Menuju konten utama

Kenapa Soeharto Tidak Ikut Diculik dalam Peristiwa G30S 1965?

Tiga teori kenapa Soeharto tidak ikut diculik dalam peristiwa Gerakan 30 September (G30S) 1965 yang disebut-sebut dilakukan PKI.

Kenapa Soeharto Tidak Ikut Diculik dalam Peristiwa G30S 1965?
Jenderal Soeharto, duduk selama upacara di Jarkata, Indonesia, di mana ia secara resmi dilantik oleh Kongres sebagai penjabat presiden baru menggantikan Presiden Sukarno. FOTO/AP

tirto.id - Gerakan 30 September (G30S) 1965 yang kerap disebut-sebut melibatkan Partai Komunis Indonesia (PKI) sebagai aktor utamanya menjadi sejarah kelam yang menjadi cikal bakal peringatan Hari Kesaktian Pancasila.

Peristiwa berdarah ini menewaskan sejumlah perwira tinggi Angkatan Darat. Kenapa Soeharto tidak ikut diculik dan dibunuh dalam G30S 1965?

Peristiwa G30S 1965, disebut juga sebagai Gerakan September Tiga Puluh (Gestapu), atau Gerakan Satu Oktober (Gestok). Kejadian ini berlangsung pada malam 30 September sampai 1 Oktober 1965.

Ada banyak kontroversi yang mewarnai fakta sejarah peristiwa tersebut.
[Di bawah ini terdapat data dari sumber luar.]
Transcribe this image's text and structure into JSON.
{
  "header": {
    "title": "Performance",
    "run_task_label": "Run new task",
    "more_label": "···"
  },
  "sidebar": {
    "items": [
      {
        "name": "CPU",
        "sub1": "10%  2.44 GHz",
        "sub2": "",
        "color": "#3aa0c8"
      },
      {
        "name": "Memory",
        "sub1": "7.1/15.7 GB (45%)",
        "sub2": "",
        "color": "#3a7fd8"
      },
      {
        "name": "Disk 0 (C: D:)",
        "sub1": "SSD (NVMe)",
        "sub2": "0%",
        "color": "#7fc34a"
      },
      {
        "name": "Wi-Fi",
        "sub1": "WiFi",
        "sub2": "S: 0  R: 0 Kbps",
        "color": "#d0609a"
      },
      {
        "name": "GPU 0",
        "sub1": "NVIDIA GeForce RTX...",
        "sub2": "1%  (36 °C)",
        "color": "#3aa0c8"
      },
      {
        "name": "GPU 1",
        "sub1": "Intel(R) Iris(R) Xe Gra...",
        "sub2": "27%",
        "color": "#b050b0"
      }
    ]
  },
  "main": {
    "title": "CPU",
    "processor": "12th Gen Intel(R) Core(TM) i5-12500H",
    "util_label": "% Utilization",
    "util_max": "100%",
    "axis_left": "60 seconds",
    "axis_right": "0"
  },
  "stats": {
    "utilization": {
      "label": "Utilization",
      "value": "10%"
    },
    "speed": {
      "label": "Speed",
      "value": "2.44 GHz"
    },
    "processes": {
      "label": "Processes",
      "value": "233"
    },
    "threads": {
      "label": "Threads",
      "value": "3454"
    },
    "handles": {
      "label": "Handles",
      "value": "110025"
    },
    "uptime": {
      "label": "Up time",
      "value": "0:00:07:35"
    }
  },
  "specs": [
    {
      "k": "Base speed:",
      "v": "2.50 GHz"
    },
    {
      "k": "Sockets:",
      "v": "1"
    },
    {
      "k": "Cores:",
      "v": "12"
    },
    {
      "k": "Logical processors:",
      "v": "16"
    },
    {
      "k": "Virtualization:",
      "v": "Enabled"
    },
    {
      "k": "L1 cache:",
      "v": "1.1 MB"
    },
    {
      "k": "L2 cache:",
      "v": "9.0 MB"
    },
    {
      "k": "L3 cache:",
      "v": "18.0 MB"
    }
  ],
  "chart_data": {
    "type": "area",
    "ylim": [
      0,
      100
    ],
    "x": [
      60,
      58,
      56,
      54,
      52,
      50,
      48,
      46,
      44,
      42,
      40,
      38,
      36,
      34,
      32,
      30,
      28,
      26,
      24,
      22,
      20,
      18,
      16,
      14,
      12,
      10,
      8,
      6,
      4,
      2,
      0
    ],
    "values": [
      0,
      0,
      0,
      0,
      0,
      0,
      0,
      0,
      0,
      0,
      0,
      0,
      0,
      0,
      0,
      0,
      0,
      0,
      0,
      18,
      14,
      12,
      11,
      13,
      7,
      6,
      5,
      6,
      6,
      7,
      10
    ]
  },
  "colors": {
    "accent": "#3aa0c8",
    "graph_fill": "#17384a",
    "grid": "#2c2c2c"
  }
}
Beberapa kontroversi G30S 1965 menyangkut dalang hingga motif pembunuhan para jenderal.

Menurut John Roosa dalam Dalih Pembunuhan Massal: Gerakan 30 September dan Kudeta Suharto (2008), sejarah ini layaknya rumus kubus rubik yang belum terpecahkan inti keterhubungannya.

Terlepas dari kontroversi tersebut, peristiwa ini faktanya menewaskan sejumlah petinggi TNI Angkatan Darat. Para jenderal yang tewas dalam peristiwa G30S 1965 adalah Ahmad Yani, Raden Suprapto, M.T. Haryono, Siswono Parman, D.I. Panjaitan, dan Sutoyo Siswomiharjo.

Korban pembunuhan G30S 1965 yang juga anggota TNI berpangkat di bawah jenderal adalah Pierre Andreas Tendean, Katamso Darmokusumo, dan Sugiono. Ada juga korban berasal dari Polri, yaitu Karel Sadsuit Tubun, dan warga sipil di bawah umur, yaitu Ade Irma Suryani, putri A.H. Nasution.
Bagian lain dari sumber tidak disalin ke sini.